The Conservative Contingent: Get Government Out Of Education, Mail Delivery

Andrew Lipian, Nick Miller, and Ben Schild

There are quite a few new “rights” that have been asserted recently in the *Review(: most notably, the “right” to an education and, more laughably, the “right” to have your letters carried by a bloated, insolvent, government-owned corporation. I will try to address both of these misguided assertions summarily.

Rights are properly defined as protections from other people and the state. There can be no “right” to health care, education or a pension. These so-called “rights” fall under the category of entitlements because they necessitate that someone else provide a service to you that you cannot provide for yourself.

I must first preface before I go further and say that when it comes to education, we’ve taken for granted the poisonous idea that we need other people to instruct us in order that we learn. It only really takes 100 hours of focused attention to learn how to read and do basic arithmetic, after which you can potentially learn anything on your own, given gradual progression. Institutionalized schooling provides us with an enormous waste of time in which we are taught to derive our self-esteem from one of five capital letters. Public schools are tasked, naturally, with encouraging critical thinking when nearly all issues about which there is controversy are off-limits to discussion.

When it comes to the views of contemporary liberals, I can without hesitation say that there is no substantive disagreement when it comes to the issue of education. There is always a basic unanimity of opinion that there should be free, government-run and publicly financed primary and secondary education. During the recent education policy panel discussion (“Education Nation,” moderated by President Krislov), this point was driven home clearly by two of the panel members. When prodded about the real solution to falling student achievement, Cleveland Plain Dealer Editor-in-Chief Debra Simmons answered to the extent that we don’t know the solution, but we do know that there isn’t the political will (presumably to fund public schools without limits).

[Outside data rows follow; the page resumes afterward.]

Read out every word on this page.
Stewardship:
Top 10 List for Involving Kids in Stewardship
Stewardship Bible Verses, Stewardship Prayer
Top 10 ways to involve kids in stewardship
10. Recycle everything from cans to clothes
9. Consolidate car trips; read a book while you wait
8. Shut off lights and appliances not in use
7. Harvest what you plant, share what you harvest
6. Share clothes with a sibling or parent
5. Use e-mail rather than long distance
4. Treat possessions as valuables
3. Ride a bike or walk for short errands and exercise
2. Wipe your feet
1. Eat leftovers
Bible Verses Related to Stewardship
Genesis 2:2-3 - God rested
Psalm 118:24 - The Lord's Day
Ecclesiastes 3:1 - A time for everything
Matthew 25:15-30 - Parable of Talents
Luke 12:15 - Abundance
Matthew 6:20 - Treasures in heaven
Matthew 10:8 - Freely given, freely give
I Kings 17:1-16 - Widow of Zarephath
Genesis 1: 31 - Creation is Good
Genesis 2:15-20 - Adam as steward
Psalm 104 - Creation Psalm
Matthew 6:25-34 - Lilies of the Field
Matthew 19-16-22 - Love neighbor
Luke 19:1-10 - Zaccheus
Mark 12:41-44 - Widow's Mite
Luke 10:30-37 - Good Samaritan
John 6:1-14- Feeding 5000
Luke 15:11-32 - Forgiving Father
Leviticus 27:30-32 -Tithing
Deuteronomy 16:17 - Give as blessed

For the past 30 years, funding to public schools has increased, class sizes have shrunk, and achievement has flatlined. Still, these are the solutions proposed by so many unimaginative reformers. You might cry out in anger at the notion of removing the government from education, but it is the very thing standing in the way of any new and innovative solution.

It is wrongheaded to think that there can be a one-size-fits-all solution to education or first-class letter carrying, or that there would be no other option in the absence of massive failing institutions. There are numerous cases of people being prosecuted for illegally delivering post in direct competition with the government. The USPS could easily be divvied up and sold to private institutions that could provide much better service without hemorrhaging billions of dollars. The challenge that people would lose their jobs if such an entity were dissolved only holds up if it turns out that letter carrying doesn’t involve some measure of skill. This may or may not be the case, but consider that it is costing billions of dollars of public treasure to maintain the employment of about a half a million people.

Once letter carrying is privatized, we can rest assured that all those ignorant Republicans living in rural areas won’t be deprived of some way to send cards and cookies to grandkids without the beneficence of their wizened liberal technocrat overlords.